After his King of the North grandfather (voiced by Colm Meaney) disappears, greedy Mr. Greene (voiced by Ken Jeong), an unscrupulous real estate developer, decides to airlift pre-fab condos, turning their pristine wilderness into a tourist attraction.

So Norm stows away on a boat to New York City, where he pretends to be an actor in a bear costume in order to infiltrate Mr. Greene’s nefarious operation in order to stop him.
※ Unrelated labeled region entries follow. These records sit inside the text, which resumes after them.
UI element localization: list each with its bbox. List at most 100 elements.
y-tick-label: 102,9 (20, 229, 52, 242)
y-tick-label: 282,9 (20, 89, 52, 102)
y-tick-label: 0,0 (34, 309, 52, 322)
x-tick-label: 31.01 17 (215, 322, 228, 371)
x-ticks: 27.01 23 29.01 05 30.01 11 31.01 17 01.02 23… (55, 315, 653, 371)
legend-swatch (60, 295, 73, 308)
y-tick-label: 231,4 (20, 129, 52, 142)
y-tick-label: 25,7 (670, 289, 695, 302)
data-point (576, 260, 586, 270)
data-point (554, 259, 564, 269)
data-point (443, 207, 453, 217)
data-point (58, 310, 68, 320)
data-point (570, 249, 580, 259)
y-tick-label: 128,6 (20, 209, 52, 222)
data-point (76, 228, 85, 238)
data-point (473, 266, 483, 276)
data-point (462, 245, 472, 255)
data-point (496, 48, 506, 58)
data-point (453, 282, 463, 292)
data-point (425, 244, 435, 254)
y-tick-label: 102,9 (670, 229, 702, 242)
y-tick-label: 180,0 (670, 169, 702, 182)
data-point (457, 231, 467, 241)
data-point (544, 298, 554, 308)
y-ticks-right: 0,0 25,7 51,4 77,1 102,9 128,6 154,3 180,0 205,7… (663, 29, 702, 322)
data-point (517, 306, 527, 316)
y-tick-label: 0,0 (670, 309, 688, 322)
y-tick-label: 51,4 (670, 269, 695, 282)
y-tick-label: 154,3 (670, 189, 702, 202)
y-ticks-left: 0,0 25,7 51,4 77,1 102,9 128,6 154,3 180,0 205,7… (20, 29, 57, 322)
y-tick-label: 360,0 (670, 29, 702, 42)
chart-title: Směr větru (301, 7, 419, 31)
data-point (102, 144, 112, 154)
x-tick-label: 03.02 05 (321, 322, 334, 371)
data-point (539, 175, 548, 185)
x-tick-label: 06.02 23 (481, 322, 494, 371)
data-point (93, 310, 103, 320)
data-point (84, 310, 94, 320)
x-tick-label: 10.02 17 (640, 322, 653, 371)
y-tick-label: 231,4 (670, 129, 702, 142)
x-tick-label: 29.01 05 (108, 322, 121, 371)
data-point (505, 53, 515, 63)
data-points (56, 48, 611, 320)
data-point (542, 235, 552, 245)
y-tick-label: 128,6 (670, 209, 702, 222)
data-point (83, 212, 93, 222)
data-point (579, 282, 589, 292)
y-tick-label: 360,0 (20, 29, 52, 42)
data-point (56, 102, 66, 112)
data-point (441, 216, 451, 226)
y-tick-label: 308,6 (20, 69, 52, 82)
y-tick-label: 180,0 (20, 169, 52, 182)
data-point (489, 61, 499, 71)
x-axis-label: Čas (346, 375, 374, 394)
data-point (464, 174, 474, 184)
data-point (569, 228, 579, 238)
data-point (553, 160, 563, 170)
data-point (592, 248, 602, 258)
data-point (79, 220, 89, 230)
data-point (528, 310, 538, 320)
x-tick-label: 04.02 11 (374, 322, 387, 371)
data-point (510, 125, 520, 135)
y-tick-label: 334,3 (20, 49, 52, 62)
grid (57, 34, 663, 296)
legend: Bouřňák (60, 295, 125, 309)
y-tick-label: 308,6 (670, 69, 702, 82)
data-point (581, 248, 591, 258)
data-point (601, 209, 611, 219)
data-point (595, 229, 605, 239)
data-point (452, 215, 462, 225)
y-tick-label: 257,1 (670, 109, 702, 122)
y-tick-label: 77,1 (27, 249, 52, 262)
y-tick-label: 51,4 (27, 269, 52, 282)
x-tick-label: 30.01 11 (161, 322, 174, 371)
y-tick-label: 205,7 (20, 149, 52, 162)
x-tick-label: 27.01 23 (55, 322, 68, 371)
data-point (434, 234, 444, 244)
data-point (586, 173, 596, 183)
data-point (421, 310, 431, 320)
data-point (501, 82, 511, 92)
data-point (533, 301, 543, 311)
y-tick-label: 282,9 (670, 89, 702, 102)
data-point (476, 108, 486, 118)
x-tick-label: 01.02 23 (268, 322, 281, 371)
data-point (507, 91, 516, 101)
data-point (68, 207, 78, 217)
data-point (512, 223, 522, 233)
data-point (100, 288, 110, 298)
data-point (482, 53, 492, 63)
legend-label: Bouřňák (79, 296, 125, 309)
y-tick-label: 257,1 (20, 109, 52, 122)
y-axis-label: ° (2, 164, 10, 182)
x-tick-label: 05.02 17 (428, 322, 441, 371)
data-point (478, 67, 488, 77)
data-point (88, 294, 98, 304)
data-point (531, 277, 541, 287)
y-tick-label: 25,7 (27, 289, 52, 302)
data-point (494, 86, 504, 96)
That’s where he crosses paths with Vera Brightley (voiced by Heather Graham), Greene’s marketing executive who’s eager to get her savvy daughter Olympia (voiced by Maya Kaye) into a better school. Lifting the concept of sidekicks like Minions, Norm is accompanied by three flatulent lemmings.

Scripted by Daniel & Steven Altiere and Malcolm Goldman, directed by Trevor Wall, the shoddy slapstick is not only derivative but formulaic. The characters are weakly developed and the animation is remarkably cheesy, particularly when compared with Pixar and Disney. The only bright spot comes from quips emanating from the seagull Socrates (voiced by Bill Nighy).

FYI: originally developed as a direct-to-DVD release, it somehow found its way into theaters, perhaps because of its perfunctory environmental message about the dangers of climate change.

On the Granger Movie Gauge of 1 to 10, “Norm of the North” is a stale, trivial 3; it’s a charmless, blandly boring 93 minute interlude.